Once we’d brought our catch home, I had to decide on a cooking approach. Snappers, unlike mature bluefish, have good but not overwhelming oil content and are something of a switch hitter in the pan. They can be simply breaded and fried like a white-fleshed fish or accented with more oil and brought into the realm of a fresh sardine.

Since some of our catch was genuinely sardine-like in size I chose a favorite Genoese sardine recipe by Marcela Hazan. I sliced potatoes thinly and set them to roast with garlic, olive oil and parsley at 400 degrees, then turned to the fish. I scaled each side, split them down the middle, and worked my fingers around the edges of the ribs and snapped the spines at either end. Cleaning them this way, I was able to remove the rib cage and produce a largely boneless butterflied fillet (the skin is edible). I then marinated the fillets in more olive oil, garlic and parsley.

When juvenile bluefish slip into New York estuaries in July, they are desperate to put on as much size as possible—which makes for great fishing.

When the potatoes were cooked through, I laid the fillets on top and cooked for just five more minutes.
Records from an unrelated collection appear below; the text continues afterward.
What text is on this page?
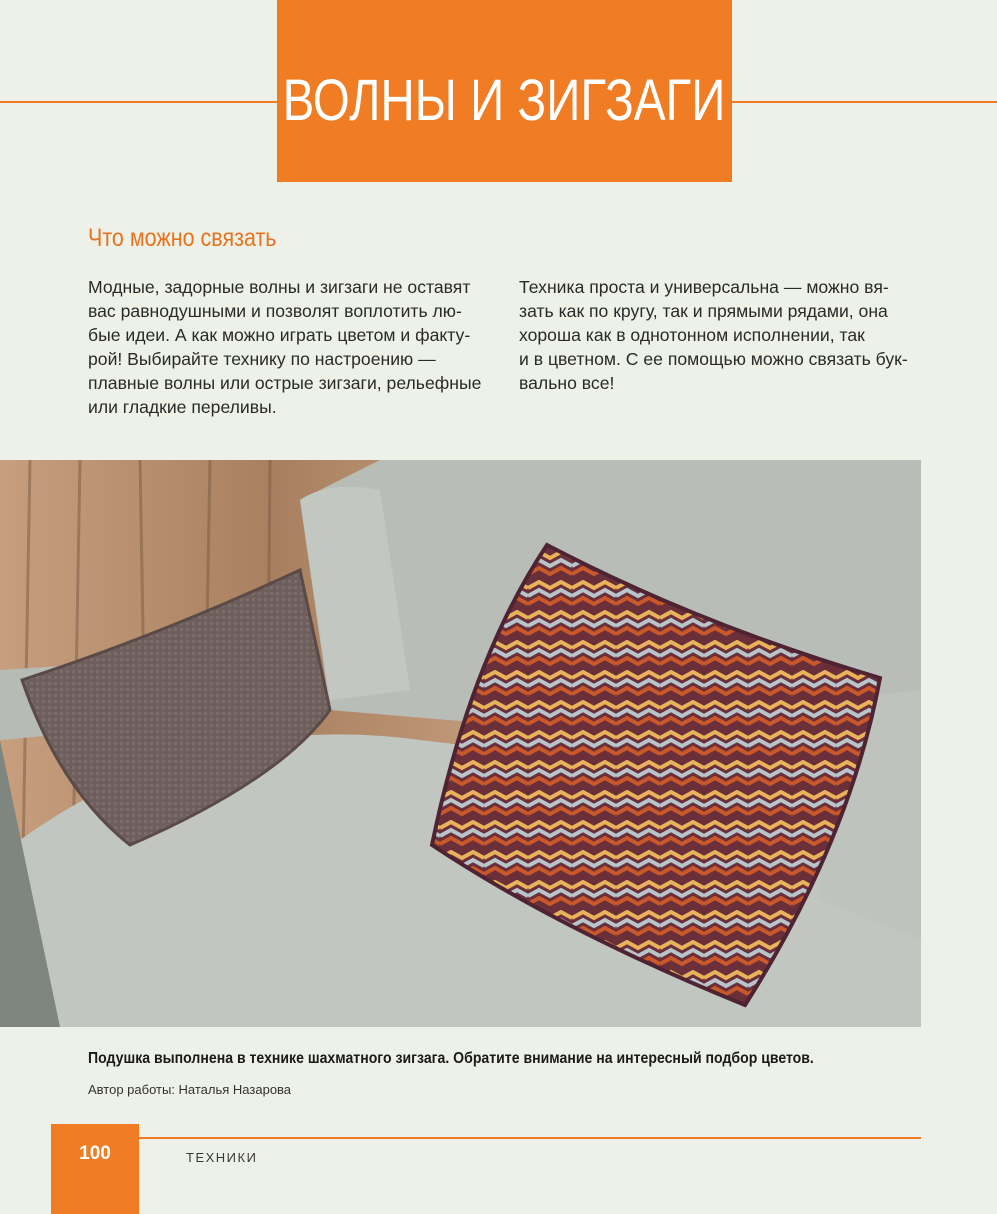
ВОЛНЫ И ЗИГЗАГИ
Что можно связать

Модные, задорные волны и зигзаги не оставят
вас равнодушными и позволят воплотить лю-
бые идеи. А как можно играть цветом и факту-
рой! Выбирайте технику по настроению —
плавные волны или острые зигзаги, рельефные
или гладкие переливы.

Техника проста и универсальна — можно вя-
зать как по кругу, так и прямыми рядами, она
хороша как в однотонном исполнении, так
и в цветном. С ее помощью можно связать бук-
вально все!

Подушка выполнена в технике шахматного зигзага. Обратите внимание на интересный подбор цветов.

Автор работы: Наталья Назарова

100	ТЕХНИКИ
Soon our snappers, which had crossed the continental shelf, traversed 800 miles of open water, evaded fluke, striped bass, weakfish and hundreds of other predators, were finally eaten.
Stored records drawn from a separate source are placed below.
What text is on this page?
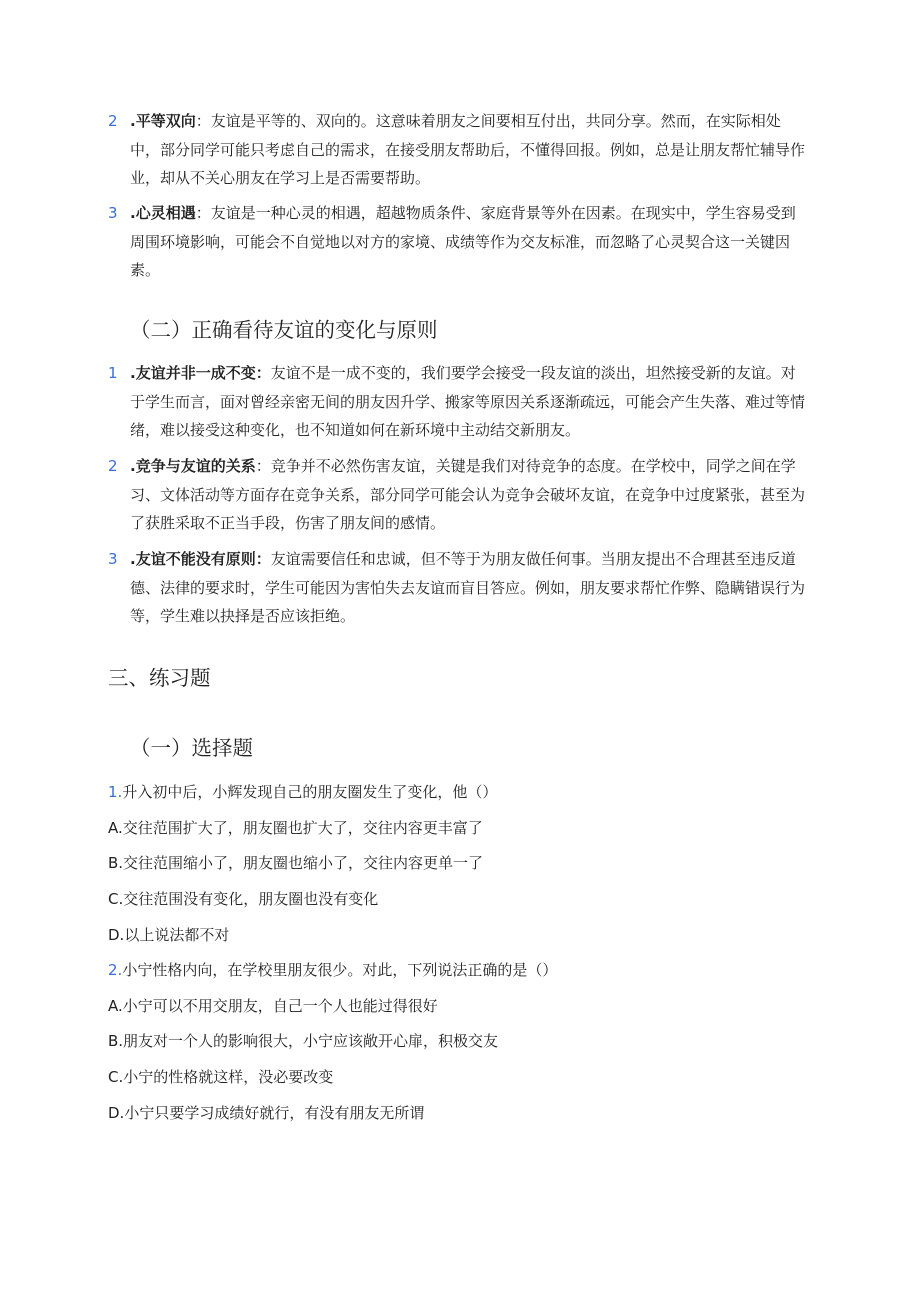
2 .平等双向：友谊是平等的、双向的。这意味着朋友之间要相互付出，共同分享。然而，在实际相处中，部分同学可能只考虑自己的需求，在接受朋友帮助后，不懂得回报。例如，总是让朋友帮忙辅导作业，却从不关心朋友在学习上是否需要帮助。
3 .心灵相遇：友谊是一种心灵的相遇，超越物质条件、家庭背景等外在因素。在现实中，学生容易受到周围环境影响，可能会不自觉地以对方的家境、成绩等作为交友标准，而忽略了心灵契合这一关键因素。
（二）正确看待友谊的变化与原则
1 .友谊并非一成不变：友谊不是一成不变的，我们要学会接受一段友谊的淡出，坦然接受新的友谊。对于学生而言，面对曾经亲密无间的朋友因升学、搬家等原因关系逐渐疏远，可能会产生失落、难过等情绪，难以接受这种变化，也不知道如何在新环境中主动结交新朋友。
2 .竞争与友谊的关系：竞争并不必然伤害友谊，关键是我们对待竞争的态度。在学校中，同学之间在学习、文体活动等方面存在竞争关系，部分同学可能会认为竞争会破坏友谊，在竞争中过度紧张，甚至为了获胜采取不正当手段，伤害了朋友间的感情。
3 .友谊不能没有原则：友谊需要信任和忠诚，但不等于为朋友做任何事。当朋友提出不合理甚至违反道德、法律的要求时，学生可能因为害怕失去友谊而盲目答应。例如，朋友要求帮忙作弊、隐瞒错误行为等，学生难以抉择是否应该拒绝。
三、练习题
（一）选择题
1.升入初中后，小辉发现自己的朋友圈发生了变化，他（）
A.交往范围扩大了，朋友圈也扩大了，交往内容更丰富了
B.交往范围缩小了，朋友圈也缩小了，交往内容更单一了
C.交往范围没有变化，朋友圈也没有变化
D.以上说法都不对
2.小宁性格内向，在学校里朋友很少。对此，下列说法正确的是（）
A.小宁可以不用交朋友，自己一个人也能过得很好
B.朋友对一个人的影响很大，小宁应该敞开心扉，积极交友
C.小宁的性格就这样，没必要改变
D.小宁只要学习成绩好就行，有没有朋友无所谓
As for the snappers that had escaped us back at the Magnolia Pier, they would go through another transformation, gaining three to five more inches before departing again for the continental shelf in October. And a year later they would reach their full size, 20 to 30 inches, five to even 10 pounds. At that size they would find a whole new range of things to eat: mackerel, menhaden, entire squid swallowed in a gulp. But they would in turn be feasted upon by giant tuna, swordfish and especially mako sharks, whose diet is 75 percent bluefish. The recent decline of the mako from overfishing and bycatch in the tuna fishery may be one reason the bluefish stock is in such good shape.

It is a fish-eat-fish world out there in the big blue ocean. Luckily for us, for a brief few months, we and our children get to step in between the links of the marine food chain and take a few bites for our ourselves.